The Federation of American Hospitals (FAH) also praised the proposed rule to remedy years of cuts to Medicare outpatient drug payments.

"The Administration showed important leadership in acting to preserve patient care. The proposed remedy takes into account the multiple pressures that hospitals face today, from excessive inflation to workforce shortages," FAH President and CEO Chip Kahn said in a statement.

"Notwithstanding their efforts to protect hospitals through a lengthy transition, we remain concerned that the proposal to claw back 5 years of payments sets a dangerous precedent. It runs counter to the law and violates the finality and predictability principles that are foundational to the Medicare outpatient prospective payment system," Kahn said.

But the budget neutrality aspect of the proposed rule is an issue with providers and other groups.

"We are disappointed the remedy payments would include no interest and be budget neutral. The administration’s plan to cut non-drug payments to hospitals to achieve budget neutrality unnecessarily blunts the impact of the remedy by ensuring years of future underpayments," said Bruce Siegel, M.D., president and CEO of America's Essential Hospitals.

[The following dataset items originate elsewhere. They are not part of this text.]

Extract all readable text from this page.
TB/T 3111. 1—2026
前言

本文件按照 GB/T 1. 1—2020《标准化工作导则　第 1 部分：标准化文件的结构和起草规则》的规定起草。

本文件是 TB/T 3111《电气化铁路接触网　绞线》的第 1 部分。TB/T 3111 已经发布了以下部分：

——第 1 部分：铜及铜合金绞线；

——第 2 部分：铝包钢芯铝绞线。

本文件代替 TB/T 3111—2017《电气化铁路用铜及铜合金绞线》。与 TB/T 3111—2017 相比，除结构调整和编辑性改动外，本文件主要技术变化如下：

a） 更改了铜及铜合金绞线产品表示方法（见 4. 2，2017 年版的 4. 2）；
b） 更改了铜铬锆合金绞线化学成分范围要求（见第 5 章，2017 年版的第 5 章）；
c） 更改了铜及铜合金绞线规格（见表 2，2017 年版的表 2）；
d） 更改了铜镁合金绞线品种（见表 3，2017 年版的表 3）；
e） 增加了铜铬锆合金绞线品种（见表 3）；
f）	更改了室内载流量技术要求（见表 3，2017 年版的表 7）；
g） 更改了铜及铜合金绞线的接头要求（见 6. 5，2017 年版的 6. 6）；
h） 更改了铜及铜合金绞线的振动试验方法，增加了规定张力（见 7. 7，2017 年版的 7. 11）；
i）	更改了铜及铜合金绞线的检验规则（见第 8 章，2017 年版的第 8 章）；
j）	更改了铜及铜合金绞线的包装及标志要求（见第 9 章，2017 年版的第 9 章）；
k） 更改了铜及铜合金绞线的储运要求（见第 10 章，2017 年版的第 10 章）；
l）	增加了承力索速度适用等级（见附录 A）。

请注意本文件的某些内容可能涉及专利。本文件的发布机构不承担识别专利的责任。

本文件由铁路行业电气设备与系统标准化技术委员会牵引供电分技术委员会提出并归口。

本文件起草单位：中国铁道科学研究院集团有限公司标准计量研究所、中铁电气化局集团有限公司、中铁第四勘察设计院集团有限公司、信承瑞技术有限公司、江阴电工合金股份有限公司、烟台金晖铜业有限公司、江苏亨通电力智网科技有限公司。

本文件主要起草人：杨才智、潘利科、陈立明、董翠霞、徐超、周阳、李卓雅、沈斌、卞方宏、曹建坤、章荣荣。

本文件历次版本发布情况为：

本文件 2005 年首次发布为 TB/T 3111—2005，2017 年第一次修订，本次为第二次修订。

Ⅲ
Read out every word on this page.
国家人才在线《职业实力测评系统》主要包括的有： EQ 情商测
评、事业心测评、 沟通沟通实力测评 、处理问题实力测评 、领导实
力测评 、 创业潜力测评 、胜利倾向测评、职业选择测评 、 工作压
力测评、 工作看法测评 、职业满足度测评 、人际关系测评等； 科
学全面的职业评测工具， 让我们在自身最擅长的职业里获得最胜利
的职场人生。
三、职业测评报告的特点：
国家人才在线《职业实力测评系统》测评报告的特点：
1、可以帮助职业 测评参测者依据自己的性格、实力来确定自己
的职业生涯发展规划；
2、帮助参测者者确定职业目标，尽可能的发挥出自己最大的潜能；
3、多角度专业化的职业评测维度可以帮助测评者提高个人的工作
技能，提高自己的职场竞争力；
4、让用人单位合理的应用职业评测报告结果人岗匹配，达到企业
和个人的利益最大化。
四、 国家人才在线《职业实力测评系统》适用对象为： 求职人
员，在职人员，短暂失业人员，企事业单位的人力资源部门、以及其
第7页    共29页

"The proposed remedy is a positive step to compensate hospitals for the difference between the cuts and what they would have received otherwise. We urge CMS to reconsider its proposed budget neutrality policy and make the remedy payments as soon as possible," Siegel said.

Soumi Saha, senior vice president of government affairs at Premier, described the proposed rule as "one step forward and two steps back."

"While Premier appreciates CMS proposing a one-time lump sum payment to affected providers for 340B-acquired drugs for calendar years 2018-2022, doing so in a budget-neutral manner over 16 years is a clawback in disguise," Saha said in a statement.

"Premier looks forward to commenting on and fleshing out ambiguity that exists in statutory language regarding whether retrospective remedies pursuant to a Supreme Court case are required to be implemented in a budget-neutral manner. Expeditiously arriving at a remedy to transparently address past reimbursement shortfalls—while holding hospitals harmless from policy deemed unlawful—is essential to support hospital and patient access to high-quality pharmaceuticals," he said.

More legal battles around the 340B program are ongoing. The Biden administration has fined multiple pharmaceutical companies for restricting contract pharmacies' access to 340B drugs, which has prompted a slew of lawsuits from drugmakers.

Back in late January, the pharma industry was handed a win on the contentious issue by a federal appeals court. The U.S. Court of Appeals for the Third Circuit ruled that the Biden administration can’t require drugmakers to provide 340B-discounted products to “an unlimited number” of contract pharmacies.

Drugmakers participating in the 340B program give substantial discounts on products to safety net providers in exchange for participation in Medicare and Medicaid.

The issue is still far from undecided, however, as two other federal appeals courts are weighing similar cases in other jurisdictions. Lower courts have previously gone both ways on the matter.

Just days after the appellate court decision, Bayer and EMD Serono became the 20th and 21st drugmakers to implement policies limiting discounted product sales to contract pharmacies.